RFR [8020669] java.nio.file.Files.readAllBytes() does not read any data when Files.size() is 0

Tue Jul 23 10:06:36 UTC 2013

Hi Roger!

This is how my implementation behaves:
- allocate 'size' bytes in BAOS
- allocate 8k for temp buffer
- in cycle read 8k or less bytes from input stream and copy them into BAOS
- if capacity of BAOS isn't sufficient (file had grown), its buffer will 
be reallocated
Thus, 1 reallocation and 1 copying of already read data on each 8k piece 
of additional bytes.

In normal case, i.e. when fc.size() is correct, we have overhead of 1 
allocation and copying 'size' bytes in size/8k iterations.

And this is how current implementation does
- allocate 'size' bytes
- allocate 'size' bytes of native memory for temp buffer in IOUtil.read()
- read the whole file into temp buffer
- copy the temp buffer back into our buffer

In common when fc.size() is right, we have 1 allocation and copying 
'size' bytes from temp buffer back.

So there is a difference in allocations/copying, but in my opinion it's 
not that significant for this particular task.

Sincerely yours,
Ivan

On 22.07.2013 20:03, roger riggs wrote:
> Hi Ivan,
>
> I'm concerned about the change in behavior for the existing working 
> cases.
>
> How many times are the bytes copied in your proposed implementation?
> How many arrays are allocated and discarded?
> Files.copy()  uses an extra array for the copies.
>
> BAOS should only be used for size == 0; that would address the issue
> without changing the current behavior or allocations.
>
> Roger
>
>
>
>
> On 7/20/2013 6:15 PM, Ivan Gerasimov wrote:
>> Roger, David thanks for suggestions!
>>
>> Would you please take a look at an updated webrev?
>> http://cr.openjdk.java.net/~igerasim/8020669/1/webrev/
>>
>> - File size is used as an initial size of BAOS's buffer.
>> - BAOS avoids copying its buffer in toByteArray(), if size is correct .
>>
>> I don't want to initialize BAOS with a positive number if size 
>> happened to be zero.
>> Because zero could indicate that the file is really empty.
>>
>> Sincerely yours,
>> Ivan
>>
>> On 19.07.2013 22:30, David M. Lloyd wrote:
>>> My mistake, we're not talking about strings.  Still you can subclass 
>>> and determine whether the buffer size guess was right, and if so 
>>> return the array as-is (swap in an empty array or something as needed).
>>>
>>> On 07/19/2013 01:28 PM, David M. Lloyd wrote:
>>>> It's trivial to subclass ByteArrayOutputStream and add a method which
>>>> converts its contents to a string using the two protected fields which
>>>> give you all the info you need to do so.  So no extra copy is needed
>>>> that you aren't already doing.
>>>>
>>>> On 07/19/2013 01:06 PM, roger riggs wrote:
>>>>> Hi Ivan,
>>>>>
>>>>> I think this change takes too big a hit for the cases where the 
>>>>> size is
>>>>> correct.
>>>>>
>>>>> No real file system can be wrong about the size of a file so this 
>>>>> is a
>>>>> problem
>>>>> only for special file systems.
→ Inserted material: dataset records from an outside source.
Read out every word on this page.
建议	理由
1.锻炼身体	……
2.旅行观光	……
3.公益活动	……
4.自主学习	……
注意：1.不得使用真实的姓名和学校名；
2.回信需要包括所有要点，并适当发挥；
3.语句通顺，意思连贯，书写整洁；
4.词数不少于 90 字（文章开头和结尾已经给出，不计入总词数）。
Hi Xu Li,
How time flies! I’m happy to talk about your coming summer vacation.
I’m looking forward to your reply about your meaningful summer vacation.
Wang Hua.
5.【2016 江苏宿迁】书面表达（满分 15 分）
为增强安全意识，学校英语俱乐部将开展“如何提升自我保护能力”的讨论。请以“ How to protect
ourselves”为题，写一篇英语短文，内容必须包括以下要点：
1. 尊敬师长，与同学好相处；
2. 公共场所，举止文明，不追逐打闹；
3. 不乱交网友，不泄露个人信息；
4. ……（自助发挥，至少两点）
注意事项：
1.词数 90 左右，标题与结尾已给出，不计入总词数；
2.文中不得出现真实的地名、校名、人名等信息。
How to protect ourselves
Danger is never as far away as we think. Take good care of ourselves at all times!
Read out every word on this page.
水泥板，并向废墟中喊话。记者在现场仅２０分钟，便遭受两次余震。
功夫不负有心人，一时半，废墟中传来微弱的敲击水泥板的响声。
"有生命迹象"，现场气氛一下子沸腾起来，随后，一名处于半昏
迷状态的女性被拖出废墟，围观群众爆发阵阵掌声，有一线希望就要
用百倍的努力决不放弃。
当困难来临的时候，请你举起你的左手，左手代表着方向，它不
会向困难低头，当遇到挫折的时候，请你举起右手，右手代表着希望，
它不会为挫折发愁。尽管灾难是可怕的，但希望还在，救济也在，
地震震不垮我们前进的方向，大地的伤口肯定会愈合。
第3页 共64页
If the problem is with size 
>>>>> reporting zero
>>>>> then maybe using the incremental read only for size == would be a 
>>>>> better
>>>>> fix.
>>>>>
>>>>> At least you could pass the size to the constructor for BAOS and 
>>>>> avoid
>>>>> the thrashing for every re-size; but still it will allocate and 
>>>>> create
>>>>> an extra copy
>>>>> of the every time.
>>>>>
>>>>> $.02, Roger
>>>>>
>>>>>
>>>>> On 7/19/2013 1:15 PM, Ivan Gerasimov wrote:
>>>>>> Hello everybody!
>>>>>>
>>>>>> Would you please review a fix for the problem with
>>>>>> j.n.f.Files.readAllBytes() function?
>>>>>> The current implementation relies on FileChannel.size() to 
>>>>>> preallocate
>>>>>> a buffer for the whole file's content.
>>>>>> However, some special filesystems can report a wrong size.
>>>>>> An example is procfs under Linux, which reports many files under 
>>>>>> /proc
>>>>>> to be zero sized.
>>>>>>
>>>>>> Thus it is proposed not to rely on the size() and instead 
>>>>>> continuously
>>>>>> read until EOF.
>>>>>>
>>>>>> The downside is reallocation and copying file content between 
>>>>>> buffers.
>>>>>> But taking into account that the doc says: "It is not intended for
>>>>>> reading in large files." it should not be a big problem.
>>>>>>
>>>>>> http://bugs.sun.com/view_bug.do?bug_id=8020669
>>>>>> http://cr.openjdk.java.net/~igerasim/8020669/0/webrev/
>>>>>>
>>>>>> The fix is for JDK8. If it is approved, it can be applied to JDK7 as
>>>>>> well.
>>>>>>
>>>>>> Sincerely yours,
>>>>>> Ivan Gerasimov
>>>>>
>>>>
>>>>
>>>
>>>
>>
>
>
>